Lo anterior nos debe llevar a una reflexión, qué sentido tiene una nueva Constitución, en la cual ya la derecha estableció para determinados temas la aprobación de 2/3, dando como argumento falaz que de esa forma existiría estabilidad política, esto es todo lo contrario; volvemos al principio de que cambiemos la Constitución para que no cambie nada, los hechos me han dado la razón y siempre consideré que el acuerdo nacional que tanto celebraba la clase política había nacido castrado, pues será imposible la revisión de la privatización de los recursos naturales tales como, agua, litio, cobre.

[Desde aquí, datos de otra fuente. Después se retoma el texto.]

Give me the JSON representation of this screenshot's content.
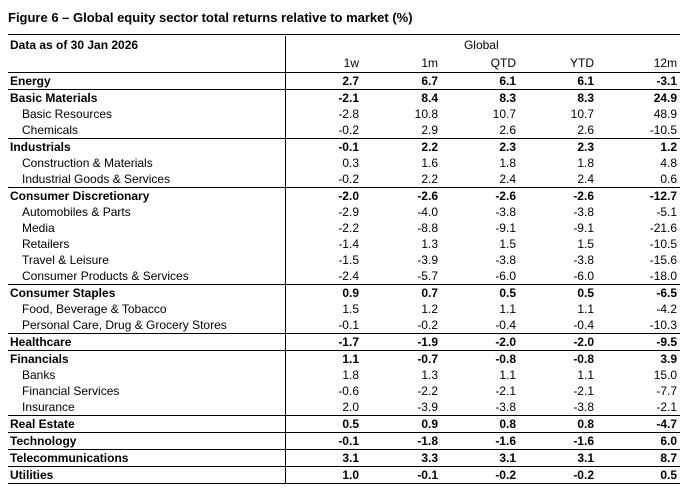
{
  "title": "Figure 6 – Global equity sector total returns relative to market (%)",
  "table": {
    "as_of": "Data as of 30 Jan 2026",
    "region": "Global",
    "columns": [
      "1w",
      "1m",
      "QTD",
      "YTD",
      "12m"
    ],
    "sectors": [
      {
        "name": "Energy",
        "values": [
          "2.7",
          "6.7",
          "6.1",
          "6.1",
          "-3.1"
        ],
        "subsectors": []
      },
      {
        "name": "Basic Materials",
        "values": [
          "-2.1",
          "8.4",
          "8.3",
          "8.3",
          "24.9"
        ],
        "subsectors": [
          {
            "name": "Basic Resources",
            "values": [
              "-2.8",
              "10.8",
              "10.7",
              "10.7",
              "48.9"
            ]
          },
          {
            "name": "Chemicals",
            "values": [
              "-0.2",
              "2.9",
              "2.6",
              "2.6",
              "-10.5"
            ]
          }
        ]
      },
      {
        "name": "Industrials",
        "values": [
          "-0.1",
          "2.2",
          "2.3",
          "2.3",
          "1.2"
        ],
        "subsectors": [
          {
            "name": "Construction & Materials",
            "values": [
              "0.3",
              "1.6",
              "1.8",
              "1.8",
              "4.8"
            ]
          },
          {
            "name": "Industrial Goods & Services",
            "values": [
              "-0.2",
              "2.2",
              "2.4",
              "2.4",
              "0.6"
            ]
          }
        ]
      },
      {
        "name": "Consumer Discretionary",
        "values": [
          "-2.0",
          "-2.6",
          "-2.6",
          "-2.6",
          "-12.7"
        ],
        "subsectors": [
          {
            "name": "Automobiles & Parts",
            "values": [
              "-2.9",
              "-4.0",
              "-3.8",
              "-3.8",
              "-5.1"
            ]
          },
          {
            "name": "Media",
            "values": [
              "-2.2",
              "-8.8",
              "-9.1",
              "-9.1",
              "-21.6"
            ]
          },
          {
            "name": "Retailers",
            "values": [
              "-1.4",
              "1.3",
              "1.5",
              "1.5",
              "-10.5"
            ]
          },
          {
            "name": "Travel & Leisure",
            "values": [
              "-1.5",
              "-3.9",
              "-3.8",
              "-3.8",
              "-15.6"
            ]
          },
          {
            "name": "Consumer Products & Services",
            "values": [
              "-2.4",
              "-5.7",
              "-6.0",
              "-6.0",
              "-18.0"
            ]
          }
        ]
      },
      {
        "name": "Consumer Staples",
        "values": [
          "0.9",
          "0.7",
          "0.5",
          "0.5",
          "-6.5"
        ],
        "subsectors": [
          {
            "name": "Food, Beverage & Tobacco",
            "values": [
              "1.5",
              "1.2",
              "1.1",
              "1.1",
              "-4.2"
            ]
          },
          {
            "name": "Personal Care, Drug & Grocery Stores",
            "values": [
              "-0.1",
              "-0.2",
              "-0.4",
              "-0.4",
              "-10.3"
            ]
          }
        ]
      },
      {
        "name": "Healthcare",
        "values": [
          "-1.7",
          "-1.9",
          "-2.0",
          "-2.0",
          "-9.5"
        ],
        "subsectors": []
      },
      {
        "name": "Financials",
        "values": [
          "1.1",
          "-0.7",
          "-0.8",
          "-0.8",
          "3.9"
        ],
        "subsectors": [
          {
            "name": "Banks",
            "values": [
              "1.8",
              "1.3",
              "1.1",
              "1.1",
              "15.0"
            ]
          },
          {
            "name": "Financial Services",
            "values": [
              "-0.6",
              "-2.2",
              "-2.1",
              "-2.1",
              "-7.7"
            ]
          },
          {
            "name": "Insurance",
            "values": [
              "2.0",
              "-3.9",
              "-3.8",
              "-3.8",
              "-2.1"
            ]
          }
        ]
      },
      {
        "name": "Real Estate",
        "values": [
          "0.5",
          "0.9",
          "0.8",
          "0.8",
          "-4.7"
        ],
        "subsectors": []
      },
      {
        "name": "Technology",
        "values": [
          "-0.1",
          "-1.8",
          "-1.6",
          "-1.6",
          "6.0"
        ],
        "subsectors": []
      },
      {
        "name": "Telecommunications",
        "values": [
          "3.1",
          "3.3",
          "3.1",
          "3.1",
          "8.7"
        ],
        "subsectors": []
      },
      {
        "name": "Utilities",
        "values": [
          "1.0",
          "-0.1",
          "-0.2",
          "-0.2",
          "0.5"
        ],
        "subsectors": []
      }
    ]
  }
}
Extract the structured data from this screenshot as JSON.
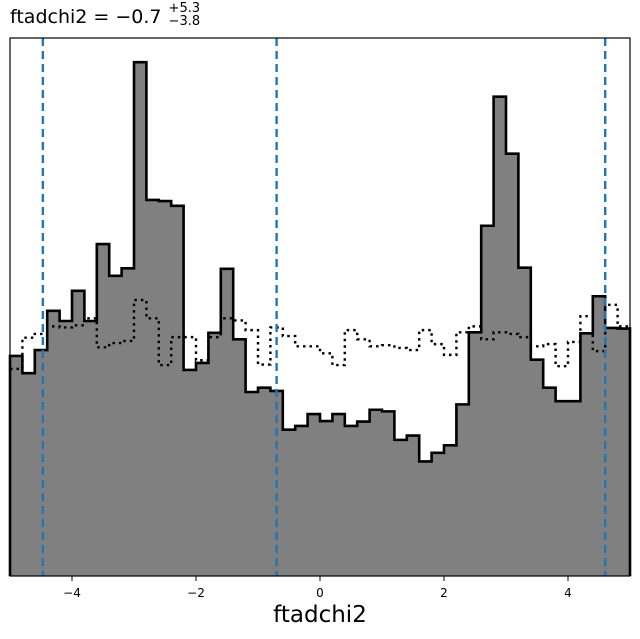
{
  "chart_data": {
    "type": "histogram",
    "title": "ftadchi2 = −0.7",
    "title_upper_error": "+5.3",
    "title_lower_error": "−3.8",
    "xlabel": "ftadchi2",
    "ylabel": "",
    "xlim": [
      -5,
      5
    ],
    "ylim": [
      0,
      1
    ],
    "xticks": [
      -4,
      -2,
      0,
      2,
      4
    ],
    "xtick_labels": [
      "−4",
      "−2",
      "0",
      "2",
      "4"
    ],
    "yticks": [],
    "bin_edges_start": -5,
    "bin_width": 0.2,
    "series": [
      {
        "style": "filled-gray-step",
        "values": [
          0.409,
          0.377,
          0.42,
          0.493,
          0.474,
          0.53,
          0.474,
          0.617,
          0.558,
          0.572,
          0.955,
          0.699,
          0.697,
          0.688,
          0.383,
          0.396,
          0.452,
          0.571,
          0.44,
          0.342,
          0.35,
          0.344,
          0.272,
          0.279,
          0.301,
          0.288,
          0.301,
          0.279,
          0.287,
          0.309,
          0.306,
          0.253,
          0.261,
          0.213,
          0.229,
          0.243,
          0.319,
          0.453,
          0.651,
          0.891,
          0.785,
          0.573,
          0.402,
          0.35,
          0.325,
          0.325,
          0.451,
          0.52,
          0.461,
          0.46
        ]
      },
      {
        "style": "dotted-step",
        "values": [
          0.385,
          0.443,
          0.45,
          0.464,
          0.462,
          0.466,
          0.479,
          0.425,
          0.433,
          0.437,
          0.513,
          0.479,
          0.392,
          0.444,
          0.444,
          0.401,
          0.444,
          0.479,
          0.475,
          0.457,
          0.393,
          0.462,
          0.446,
          0.427,
          0.427,
          0.414,
          0.392,
          0.457,
          0.44,
          0.427,
          0.429,
          0.424,
          0.42,
          0.457,
          0.431,
          0.411,
          0.453,
          0.464,
          0.44,
          0.453,
          0.45,
          0.444,
          0.427,
          0.431,
          0.39,
          0.435,
          0.483,
          0.418,
          0.504,
          0.464
        ]
      }
    ],
    "vlines": [
      -4.47,
      -0.7,
      4.6
    ],
    "vline_color": "#1f77b4",
    "fill_color": "#808080",
    "grid": false
  }
}
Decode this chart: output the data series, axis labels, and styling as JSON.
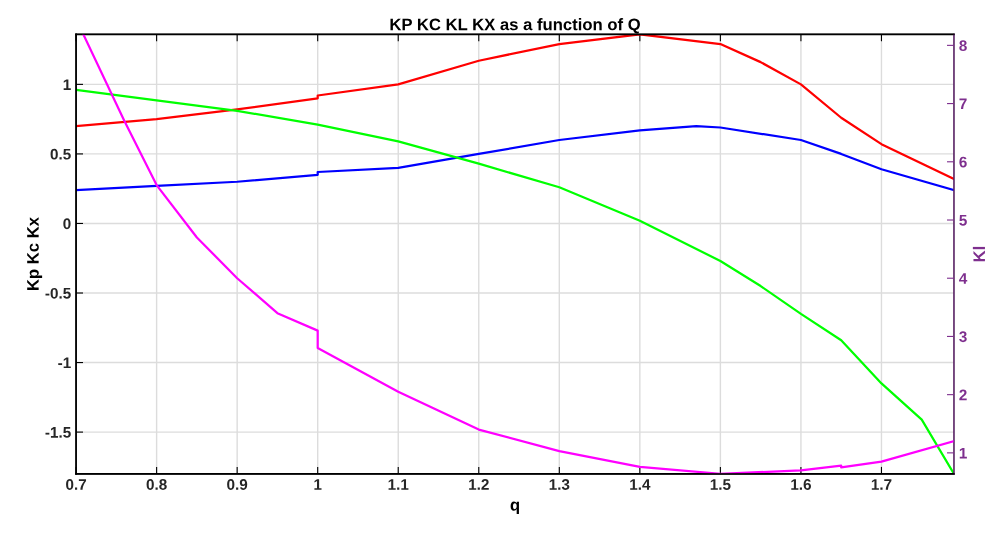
{
  "chart_data": {
    "type": "line",
    "title": "KP KC KL KX as a function of Q",
    "xlabel": "q",
    "ylabel": "Kp Kc Kx",
    "y2label": "Kl",
    "xlim": [
      0.7,
      1.79
    ],
    "xticks": [
      {
        "value": 0.7,
        "label": "0.7"
      },
      {
        "value": 0.8,
        "label": "0.8"
      },
      {
        "value": 0.9,
        "label": "0.9"
      },
      {
        "value": 1,
        "label": "1"
      },
      {
        "value": 1.1,
        "label": "1.1"
      },
      {
        "value": 1.2,
        "label": "1.2"
      },
      {
        "value": 1.3,
        "label": "1.3"
      },
      {
        "value": 1.4,
        "label": "1.4"
      },
      {
        "value": 1.5,
        "label": "1.5"
      },
      {
        "value": 1.6,
        "label": "1.6"
      },
      {
        "value": 1.7,
        "label": "1.7"
      }
    ],
    "ylim": [
      -1.8,
      1.36
    ],
    "yticks": [
      -1.5,
      -1,
      -0.5,
      0,
      0.5,
      1
    ],
    "y2lim": [
      0.64,
      8.19
    ],
    "y2ticks": [
      1,
      2,
      3,
      4,
      5,
      6,
      7,
      8
    ],
    "grid": true,
    "line_style": "solid",
    "series": [
      {
        "color": "#ff0000",
        "x": [
          0.7,
          0.8,
          0.9,
          1.0,
          1.0,
          1.1,
          1.2,
          1.3,
          1.4,
          1.5,
          1.55,
          1.6,
          1.65,
          1.7,
          1.79
        ],
        "values": [
          0.7,
          0.75,
          0.82,
          0.9,
          0.92,
          1.0,
          1.17,
          1.29,
          1.36,
          1.29,
          1.16,
          1.0,
          0.76,
          0.57,
          0.32
        ]
      },
      {
        "color": "#0000ff",
        "x": [
          0.7,
          0.8,
          0.9,
          1.0,
          1.0,
          1.1,
          1.2,
          1.3,
          1.4,
          1.47,
          1.5,
          1.6,
          1.65,
          1.7,
          1.79
        ],
        "values": [
          0.24,
          0.27,
          0.3,
          0.35,
          0.37,
          0.4,
          0.5,
          0.6,
          0.67,
          0.7,
          0.69,
          0.6,
          0.5,
          0.39,
          0.24
        ]
      },
      {
        "color": "#00ff00",
        "x": [
          0.7,
          0.9,
          1.0,
          1.1,
          1.2,
          1.3,
          1.4,
          1.5,
          1.55,
          1.6,
          1.65,
          1.7,
          1.75,
          1.79
        ],
        "values": [
          0.96,
          0.81,
          0.71,
          0.59,
          0.43,
          0.26,
          0.02,
          -0.27,
          -0.45,
          -0.65,
          -0.84,
          -1.15,
          -1.41,
          -1.8
        ]
      },
      {
        "color": "#ff00ff",
        "axis": "y2",
        "x": [
          0.709,
          0.76,
          0.8,
          0.85,
          0.9,
          0.95,
          1.0,
          1.0,
          1.1,
          1.2,
          1.3,
          1.4,
          1.5,
          1.6,
          1.65,
          1.65,
          1.7,
          1.79
        ],
        "values": [
          8.19,
          6.7,
          5.6,
          4.7,
          4.0,
          3.4,
          3.1,
          2.8,
          2.05,
          1.4,
          1.03,
          0.76,
          0.64,
          0.7,
          0.78,
          0.75,
          0.85,
          1.2
        ]
      }
    ]
  }
}
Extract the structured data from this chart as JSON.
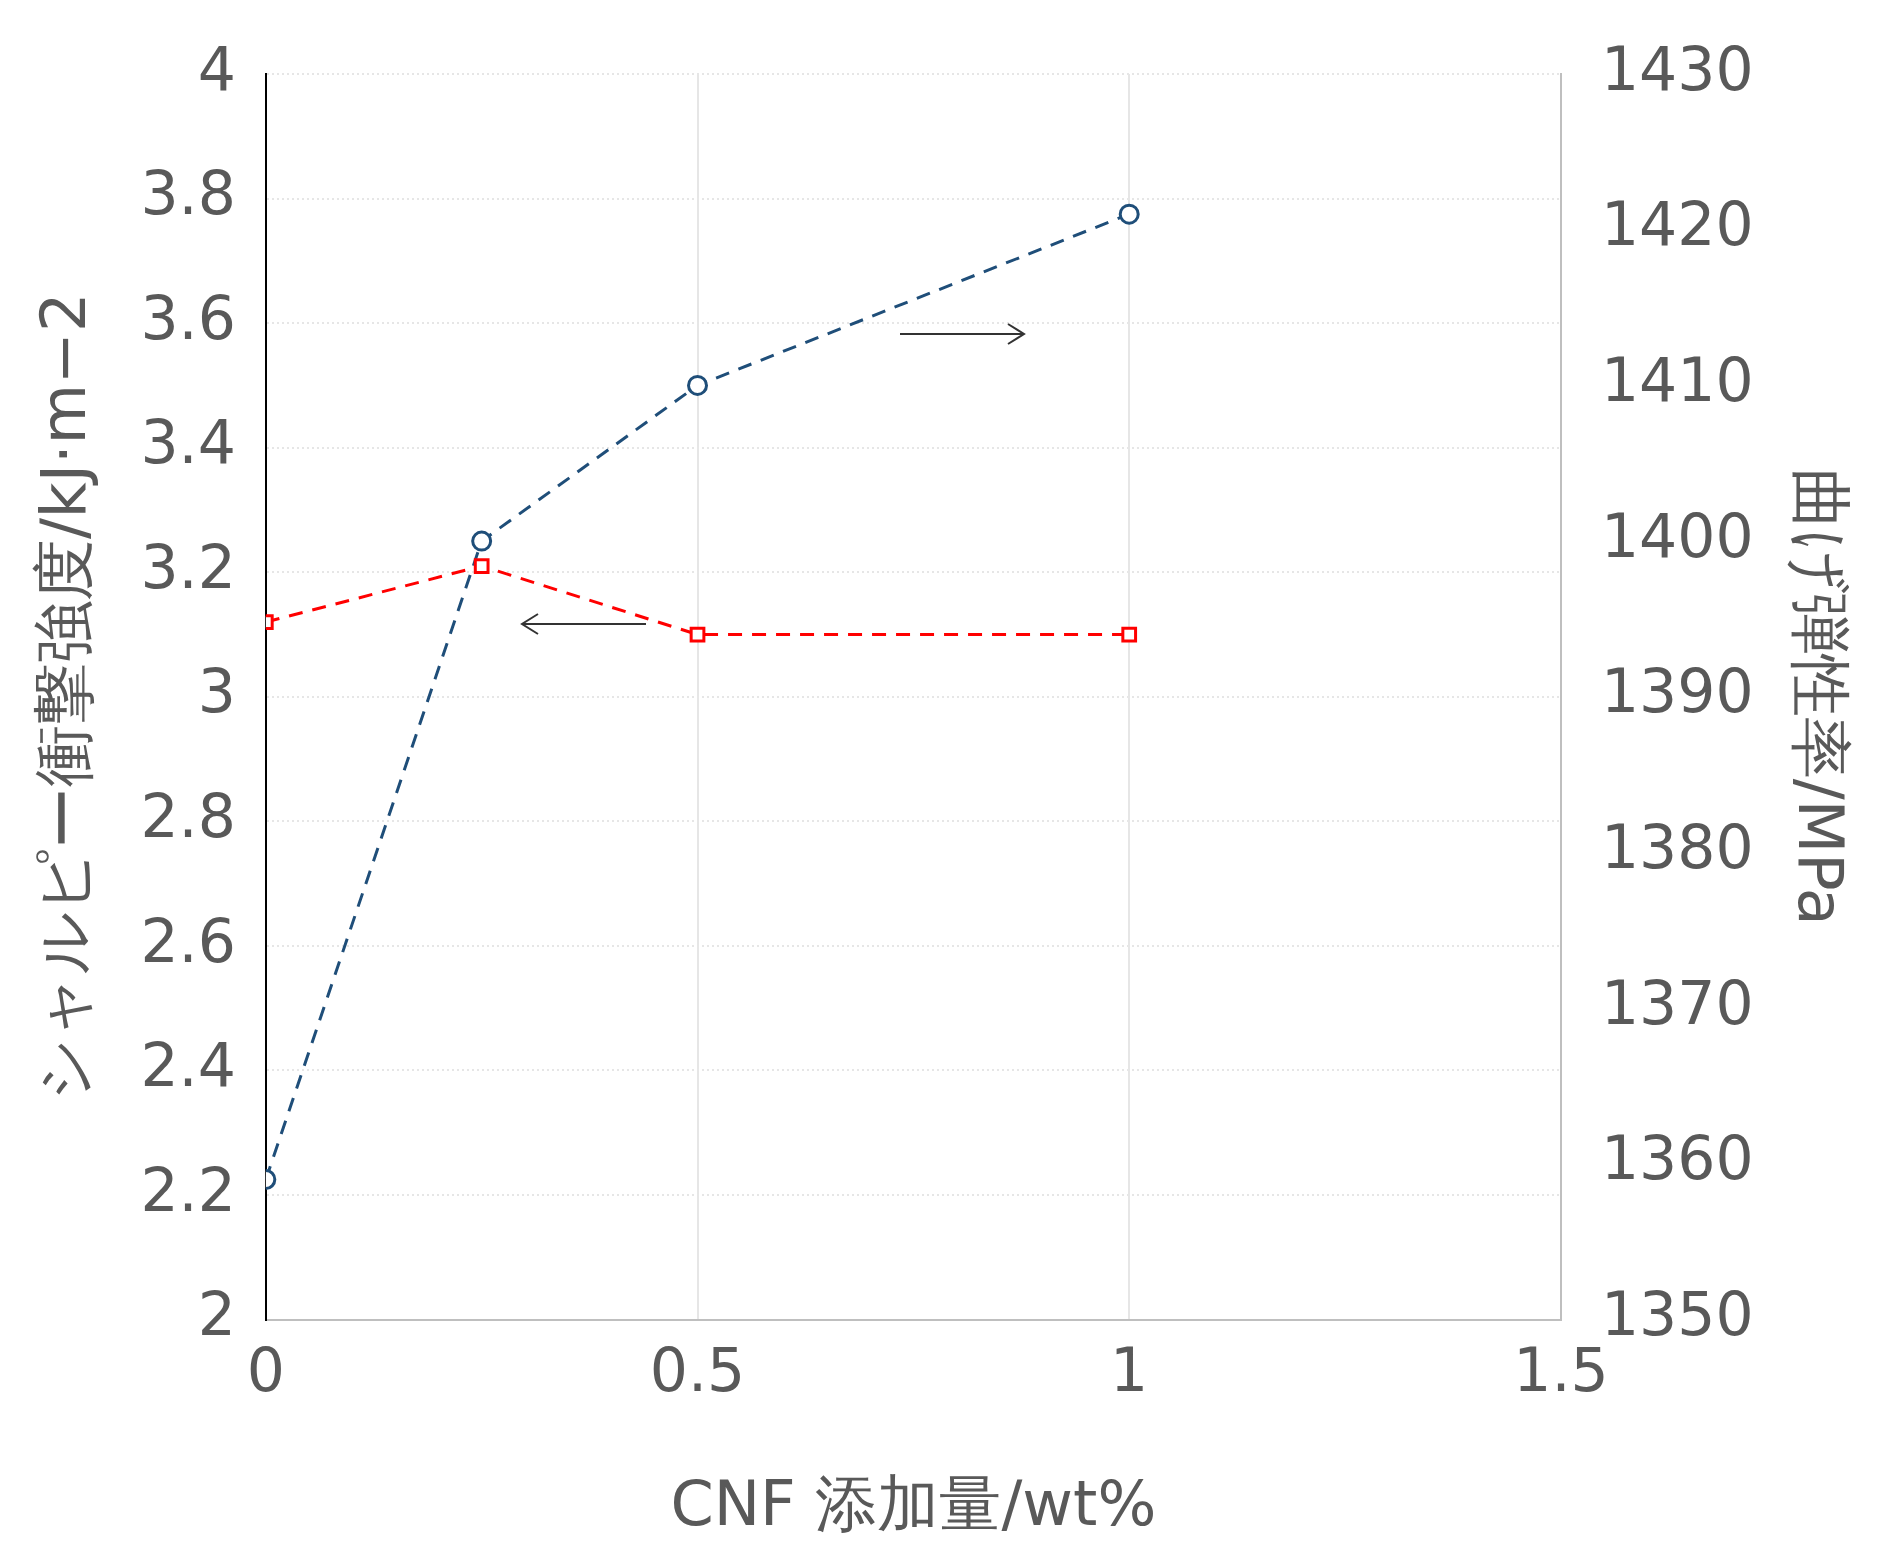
{
  "chart_data": {
    "type": "line",
    "xlabel": "CNF 添加量/wt%",
    "ylabel": "シャルピー衝撃強度/kJ·m−2",
    "y2label": "曲げ弾性率/MPa",
    "x": [
      0,
      0.25,
      0.5,
      1
    ],
    "series": [
      {
        "color": "#ff0000",
        "values": [
          3.12,
          3.21,
          3.1,
          3.1
        ],
        "marker": "square"
      },
      {
        "color": "#1f4e79",
        "values": [
          1359,
          1400,
          1410,
          1421
        ],
        "marker": "circle",
        "axis": "y2"
      }
    ],
    "xlim": [
      0,
      1.5
    ],
    "xticks": [
      0,
      0.5,
      1,
      1.5
    ],
    "ylim": [
      2,
      4
    ],
    "yticks": [
      2,
      2.2,
      2.4,
      2.6,
      2.8,
      3,
      3.2,
      3.4,
      3.6,
      3.8,
      4
    ],
    "y2lim": [
      1350,
      1430
    ],
    "y2ticks": [
      1350,
      1360,
      1370,
      1380,
      1390,
      1400,
      1410,
      1420,
      1430
    ],
    "grid": true,
    "line_style": "dashed"
  }
}
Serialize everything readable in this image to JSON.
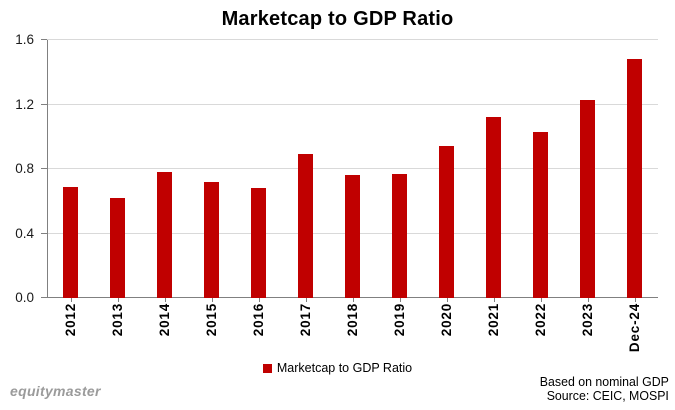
{
  "title": "Marketcap to GDP Ratio",
  "legend": {
    "label": "Marketcap to GDP Ratio"
  },
  "footer": {
    "brand": "equitymaster",
    "note_line1": "Based on nominal GDP",
    "note_line2": "Source: CEIC, MOSPI"
  },
  "colors": {
    "bar": "#C00000",
    "gridline": "#D9D9D9",
    "axis": "#808080",
    "brand_text": "#9B9B9B"
  },
  "chart_data": {
    "type": "bar",
    "title": "Marketcap to GDP Ratio",
    "series_name": "Marketcap to GDP Ratio",
    "categories": [
      "2012",
      "2013",
      "2014",
      "2015",
      "2016",
      "2017",
      "2018",
      "2019",
      "2020",
      "2021",
      "2022",
      "2023",
      "Dec-24"
    ],
    "values": [
      0.69,
      0.62,
      0.78,
      0.72,
      0.68,
      0.89,
      0.76,
      0.77,
      0.94,
      1.12,
      1.03,
      1.23,
      1.48
    ],
    "xlabel": "",
    "ylabel": "",
    "ylim": [
      0,
      1.6
    ],
    "yticks": [
      0,
      0.4,
      0.8,
      1.2,
      1.6
    ],
    "ytick_labels": [
      "0.0",
      "0.4",
      "0.8",
      "1.2",
      "1.6"
    ],
    "grid": true,
    "legend_position": "bottom",
    "x_tick_label_rotation_deg": 90
  }
}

Siempre me pregunté que celebraba la clase política cuando nuevamente nos encontramos con un proyecto de constitución absolutamente antidemocrático, porque no todos los votos valen lo mismo, el voto de una minoría tiene más valor que el 50% más 1 de todos los ciudadanos que tenemos otra mirada de los  recursos naturales.

 

En virtud de lo anterior, debemos desconocer los acuerdos de la clase política y sus 2/3, y salir a educar a la gente  que lo que necesitamos las y los ciudadanos es una Nueva Constitución democrática en donde cada habitante tenga el mismo valor cívico, y por esto, tenemos la gran tarea de que a partir de nuestro núcleo familiar nos corresponde hacer conciencia y posteriormente en nuestro vecindario y lugar de trabajo para tener verdadera participación ciudadana igualitaria, para eso aprovechemos los espacios legales y de reunión que nos permite la dictadura (considerando que la actual Democracia es una mera fachada).  Nos ganamos un plebiscito en las calles, tenemos el derecho a usarlo y fortalecerlo.